The current state of the art includes four different types of simple measuring devices and spirometers:    Peak flow or maximum flow measuring devices, that do not measure the ventilatory function; their use is limited to home monitoring of this parameter for a single patient for asthma but not for any other respiratory diseases.    Peak flow electronic measuring devices, with or without FEV1 measurement (Forced Expiratory Volume in the first second). These devices do not measure the ventilatory function and their use is the same as simple measuring devices with the advantage that they are more precise but not very accurate, and that they also can store and calculate variability. The ATS (American Thoracic Society) recommends a PEF (peak expiratory flow) maneuver for peak flow monitoring different from the conventional FVC maneuver, from which the FEV1 is obtained. This PEF maneuver consists of a sharp and sudden forced exhalation from a position of maximal inspiration reaching maximum flow normally in one tenth of a second, depending on the effort and volume, and not allowing the FEV1 to be obtained.
The above-mentioned measuring devices—in spite of being affordable—do not allow screening, spirometric diagnosis, follow-up of ventilatory disorders or valuation of variability or functional situation in pathologies different from asthma, as in the case of chronic obstructive pulmonary diseases.
Other presently available spirometers are:    Monitoring spirometers to measure the ventilatory function; they are portable and allow a trained patient to evaluate and monitor their ventilatory function by means of FVC maneuvers, and some also use inspiratory maneuvers. These spirometers, in spite of their reduced size and handling, have not been designed to adapt to the various clinical situations where it is necessary to measure ventilatory functions such as the case in pharmacies, emergency rooms, hospitals or clinics, use by subjects that are untrained or with little ability, or subjects suffering from coughing, dyspnea, and/or intense bronchial obstruction    Laboratory spirometers designed to measure the ventilatory function and to carry out studies in Centers by qualified personnel. A great disadvantage of these spirometers is their high cost and the requirement for calibration and disinfection systems that make them only accessible to certain professionals, specialized centers and hospitals. With these devices it is not possible to measure the various types of functional variability as they do not allow monitoring and therefore they cannot be used for diagnosing the type of asthma and/or chronic bronchitis that the patient presents with nor the response to treatment.
Simple measuring devices for respiratory parameters such as peak flow and FEV1 do not measure the ventilatory function in spite of being more affordable than monitoring and laboratory spirometers. Although the latter do measure ventilatory function they do not adapt themselves to the various clinical situations where the determination of this function is necessary.
Spanish patent, ES2073542, requested by GLAXO AUSTRALIA PTY., LTD. describes an electronic measuring device that only measures two parameters: the volume expired in one second in liters, and the expiratory peak flow rate. With these parameters it is not possible to completely and accurately determine the ventilatory function.
French patent FR2729072 requested by FRANCOIS JEAN, also describes a measuring device similar to the previously described one, and measuring the same parameters. This device can be used in several medical applications; however, it provides no option to customize different clinical situations.

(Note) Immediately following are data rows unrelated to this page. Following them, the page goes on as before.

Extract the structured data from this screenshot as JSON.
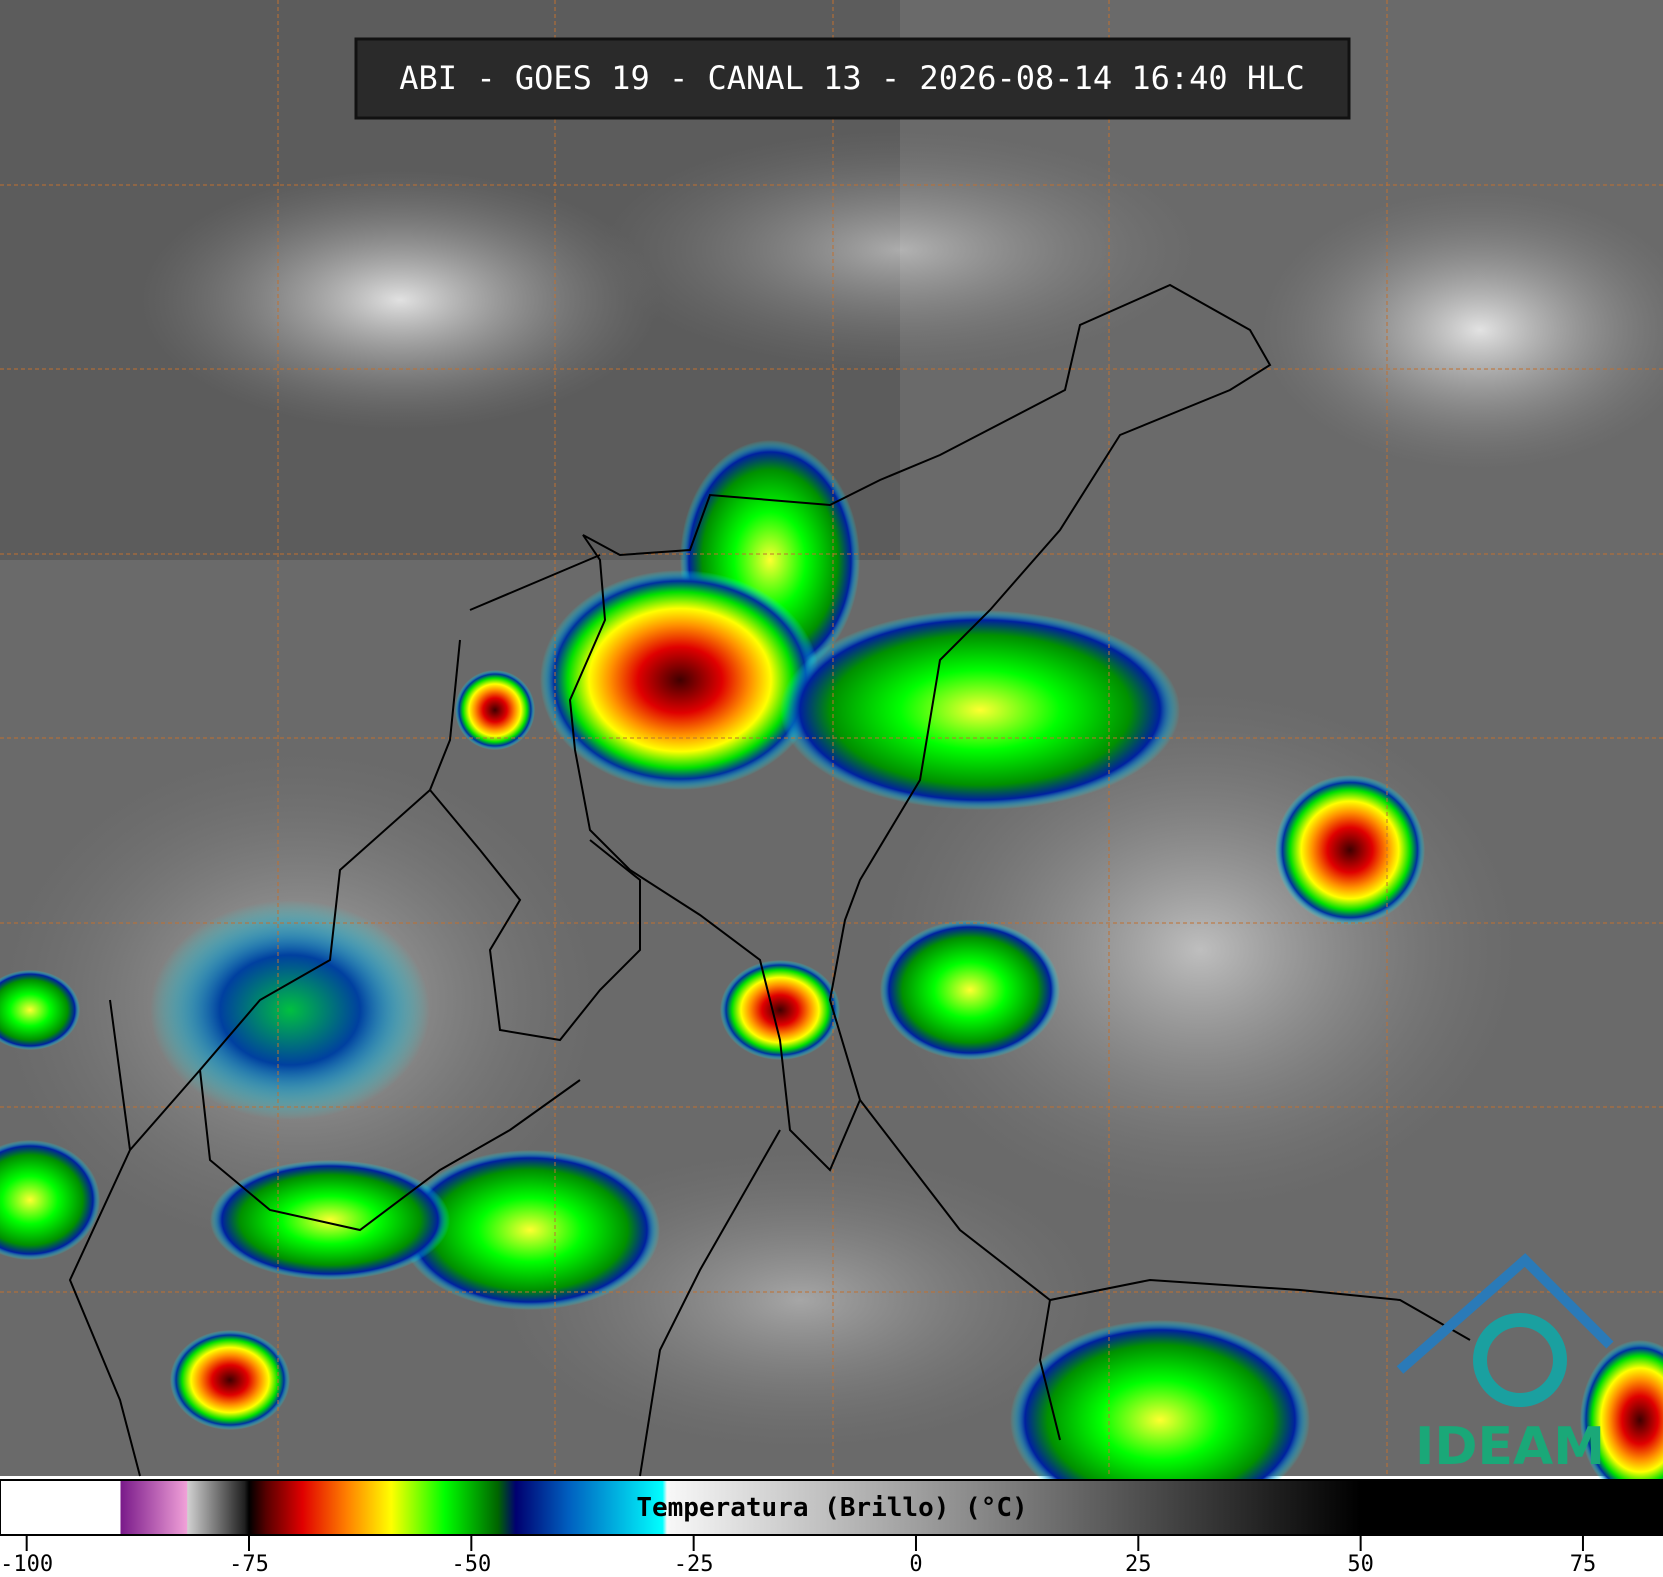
{
  "header": {
    "title": "ABI - GOES 19 - CANAL 13 - 2026-08-14 16:40 HLC"
  },
  "colorbar": {
    "label": "Temperatura (Brillo) (°C)",
    "lim": [
      -103,
      84
    ],
    "ticks": [
      -100,
      -75,
      -50,
      -25,
      0,
      25,
      50,
      75
    ],
    "stops": [
      {
        "value": -89.5,
        "color": "#ffffff"
      },
      {
        "value": -89.4,
        "color": "#7a1a8a"
      },
      {
        "value": -82,
        "color": "#f0a0d8"
      },
      {
        "value": -81.9,
        "color": "#d0d0d0"
      },
      {
        "value": -75.5,
        "color": "#202020"
      },
      {
        "value": -75,
        "color": "#000000"
      },
      {
        "value": -73,
        "color": "#5a0000"
      },
      {
        "value": -69,
        "color": "#e00000"
      },
      {
        "value": -64,
        "color": "#ff8000"
      },
      {
        "value": -59,
        "color": "#ffff00"
      },
      {
        "value": -53,
        "color": "#00ff00"
      },
      {
        "value": -47,
        "color": "#006400"
      },
      {
        "value": -45,
        "color": "#000070"
      },
      {
        "value": -39,
        "color": "#0060c0"
      },
      {
        "value": -28.5,
        "color": "#00ffff"
      },
      {
        "value": -28,
        "color": "#f8f8f8"
      },
      {
        "value": 50,
        "color": "#000000"
      },
      {
        "value": 84,
        "color": "#000000"
      }
    ]
  },
  "logo": {
    "text": "IDEAM"
  }
}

Application PCT, WO97/18753, requested by TIUS ELCON LTD., describes a measuring device similar to the aforementioned ones for home monitoring of asthma; its main application is monitoring the response to the patient's medication. This device calculates the best value measured over a period of time, several days of measurements, determined by the patient himself as a base, without the assistance of an expert. This does not provide a reliable baseline result to be compared with subsequent measurements.
As indicated above, the ventilatory function cannot be measured at present in most situations where this is required, contrary to the case for determining the blood glucose level and blood pressure. For this reason and according to all studies published, respiratory conditions such as asthma or chronic obstructive pulmonary disease—which are as or more frequent than diabetes or arterial hypertension—are not detected early, are not properly diagnosed, are underestimated and are treated incorrectly, thus resulting in high morbidity, mortality and health care costs that could be avoided.
VC and FEV1 are two excellent health markers, as important as, or even more than, blood pressure, glucose, cholesterol or weight; however, nobody knows their VC or FEV1 or what these values mean.
The multispirometer and the method to measure ventilatory function by spirometry as described below, overcomes the problems posed by existing measuring devices and spirometers.